What about exploitable vulnerabilities and attacks that actually succeed?

Cybercrime – successful attacks and their consequences – will collectively make us the third largest economy in the world after the US and China. Businesses need to efficiently remediate significant exploitable risks. Hygiene reduces exploitability by reducing unauthorized access. This is of great help.

But what happens when an attack breaks through? Rapid detection and remediation with a well-executed response plan speeds MTTR, contains the blast radius from a successful attack, and limits damage.

If you understand your own attack surface, from a hacker’s perspective, buying stolen credentials can go undetected if you don’t have proper cybersecurity measures in place across your organization. You can understand that there is Zero trust principles can provide significant protection, but something as simple as frequent password rotation can render stolen credentials useless to an attacker.

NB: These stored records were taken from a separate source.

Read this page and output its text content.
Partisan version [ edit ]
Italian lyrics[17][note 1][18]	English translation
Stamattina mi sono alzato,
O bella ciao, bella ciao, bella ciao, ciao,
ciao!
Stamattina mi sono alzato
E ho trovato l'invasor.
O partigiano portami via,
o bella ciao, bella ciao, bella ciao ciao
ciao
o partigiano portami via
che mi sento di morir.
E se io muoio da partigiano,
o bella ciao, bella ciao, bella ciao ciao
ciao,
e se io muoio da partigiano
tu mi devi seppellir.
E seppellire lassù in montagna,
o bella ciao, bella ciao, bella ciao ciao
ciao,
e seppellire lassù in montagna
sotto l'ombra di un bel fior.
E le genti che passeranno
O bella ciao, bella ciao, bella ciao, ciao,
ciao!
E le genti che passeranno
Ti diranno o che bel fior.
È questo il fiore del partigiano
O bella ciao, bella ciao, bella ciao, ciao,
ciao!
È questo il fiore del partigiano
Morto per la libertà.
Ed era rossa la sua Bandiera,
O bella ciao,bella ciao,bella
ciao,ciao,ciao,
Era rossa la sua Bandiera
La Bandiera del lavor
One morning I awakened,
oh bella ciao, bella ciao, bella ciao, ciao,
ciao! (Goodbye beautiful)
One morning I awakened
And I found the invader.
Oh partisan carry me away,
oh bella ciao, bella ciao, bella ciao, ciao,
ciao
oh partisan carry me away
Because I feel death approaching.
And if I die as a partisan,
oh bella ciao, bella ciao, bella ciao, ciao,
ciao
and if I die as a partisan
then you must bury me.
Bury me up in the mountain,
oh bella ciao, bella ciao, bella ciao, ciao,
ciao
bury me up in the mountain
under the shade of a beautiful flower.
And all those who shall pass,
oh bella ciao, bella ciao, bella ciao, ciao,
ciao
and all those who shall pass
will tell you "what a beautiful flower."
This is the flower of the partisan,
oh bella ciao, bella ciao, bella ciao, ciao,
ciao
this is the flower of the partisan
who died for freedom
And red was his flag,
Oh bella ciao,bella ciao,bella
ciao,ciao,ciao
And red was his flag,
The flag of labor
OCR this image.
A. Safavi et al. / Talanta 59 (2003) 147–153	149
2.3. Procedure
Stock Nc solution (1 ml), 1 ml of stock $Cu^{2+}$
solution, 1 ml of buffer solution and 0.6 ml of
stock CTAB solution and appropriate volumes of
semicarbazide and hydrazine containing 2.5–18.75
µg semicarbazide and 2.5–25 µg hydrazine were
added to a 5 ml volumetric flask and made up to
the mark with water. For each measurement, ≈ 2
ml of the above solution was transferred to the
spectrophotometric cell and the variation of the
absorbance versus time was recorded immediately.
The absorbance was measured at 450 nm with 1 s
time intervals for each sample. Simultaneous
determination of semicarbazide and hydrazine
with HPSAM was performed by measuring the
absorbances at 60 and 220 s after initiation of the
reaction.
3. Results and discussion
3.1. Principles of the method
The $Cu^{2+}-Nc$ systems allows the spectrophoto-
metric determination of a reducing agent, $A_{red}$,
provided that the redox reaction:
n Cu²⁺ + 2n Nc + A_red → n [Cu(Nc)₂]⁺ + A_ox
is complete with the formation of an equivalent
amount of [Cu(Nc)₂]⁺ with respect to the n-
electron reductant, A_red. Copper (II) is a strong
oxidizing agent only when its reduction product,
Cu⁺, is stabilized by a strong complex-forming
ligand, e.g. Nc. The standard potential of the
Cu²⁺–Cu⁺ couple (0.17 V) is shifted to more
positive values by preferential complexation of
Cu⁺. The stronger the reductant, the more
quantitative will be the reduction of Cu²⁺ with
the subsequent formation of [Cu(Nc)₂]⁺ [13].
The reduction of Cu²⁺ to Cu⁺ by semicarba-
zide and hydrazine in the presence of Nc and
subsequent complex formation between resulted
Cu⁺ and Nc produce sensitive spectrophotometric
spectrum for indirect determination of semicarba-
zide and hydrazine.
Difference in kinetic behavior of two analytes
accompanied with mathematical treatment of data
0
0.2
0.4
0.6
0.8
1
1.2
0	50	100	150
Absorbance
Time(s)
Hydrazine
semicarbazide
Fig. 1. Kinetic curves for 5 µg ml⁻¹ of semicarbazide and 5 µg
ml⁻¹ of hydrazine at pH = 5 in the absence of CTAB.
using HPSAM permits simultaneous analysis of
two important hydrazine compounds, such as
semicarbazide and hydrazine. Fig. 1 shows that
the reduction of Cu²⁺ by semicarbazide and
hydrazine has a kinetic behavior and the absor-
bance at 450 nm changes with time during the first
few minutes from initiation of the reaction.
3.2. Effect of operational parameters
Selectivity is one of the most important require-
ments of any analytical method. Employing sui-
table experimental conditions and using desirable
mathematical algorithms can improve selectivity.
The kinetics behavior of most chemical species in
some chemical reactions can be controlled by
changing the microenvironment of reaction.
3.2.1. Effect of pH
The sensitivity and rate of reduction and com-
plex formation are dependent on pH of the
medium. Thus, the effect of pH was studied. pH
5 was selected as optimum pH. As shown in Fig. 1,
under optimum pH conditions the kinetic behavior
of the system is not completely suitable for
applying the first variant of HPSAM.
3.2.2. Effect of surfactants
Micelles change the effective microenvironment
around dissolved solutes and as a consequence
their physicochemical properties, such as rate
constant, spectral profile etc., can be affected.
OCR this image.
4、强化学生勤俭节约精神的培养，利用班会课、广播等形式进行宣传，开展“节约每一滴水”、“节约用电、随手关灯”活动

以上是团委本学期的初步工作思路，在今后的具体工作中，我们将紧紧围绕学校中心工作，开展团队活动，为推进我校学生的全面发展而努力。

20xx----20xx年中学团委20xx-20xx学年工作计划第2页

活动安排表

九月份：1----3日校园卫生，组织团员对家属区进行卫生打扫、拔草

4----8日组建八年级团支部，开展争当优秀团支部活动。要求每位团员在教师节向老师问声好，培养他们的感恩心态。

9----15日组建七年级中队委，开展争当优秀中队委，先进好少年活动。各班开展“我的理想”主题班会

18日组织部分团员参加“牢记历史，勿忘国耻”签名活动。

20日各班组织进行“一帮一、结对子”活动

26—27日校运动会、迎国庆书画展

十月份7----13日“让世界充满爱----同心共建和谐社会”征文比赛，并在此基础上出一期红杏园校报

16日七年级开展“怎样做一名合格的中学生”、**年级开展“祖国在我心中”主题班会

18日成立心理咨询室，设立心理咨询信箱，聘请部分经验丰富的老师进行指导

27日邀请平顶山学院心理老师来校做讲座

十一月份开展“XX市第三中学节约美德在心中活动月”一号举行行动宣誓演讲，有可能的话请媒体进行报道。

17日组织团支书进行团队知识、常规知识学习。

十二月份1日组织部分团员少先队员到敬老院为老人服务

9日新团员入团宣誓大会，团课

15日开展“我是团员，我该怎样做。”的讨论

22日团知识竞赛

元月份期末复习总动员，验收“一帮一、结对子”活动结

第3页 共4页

Attackers continue to look for unpatched firmware, easily cracked passwords, and misconfigured security controls. The bottom line: Effective security hygiene is non-negotiable, with complete visibility and risk prioritization based on real-world conditions.

Know your attack surface and be very careful. This allows any organization to deny attackers the easiest thing to do and protect their assets, customers, and reputation.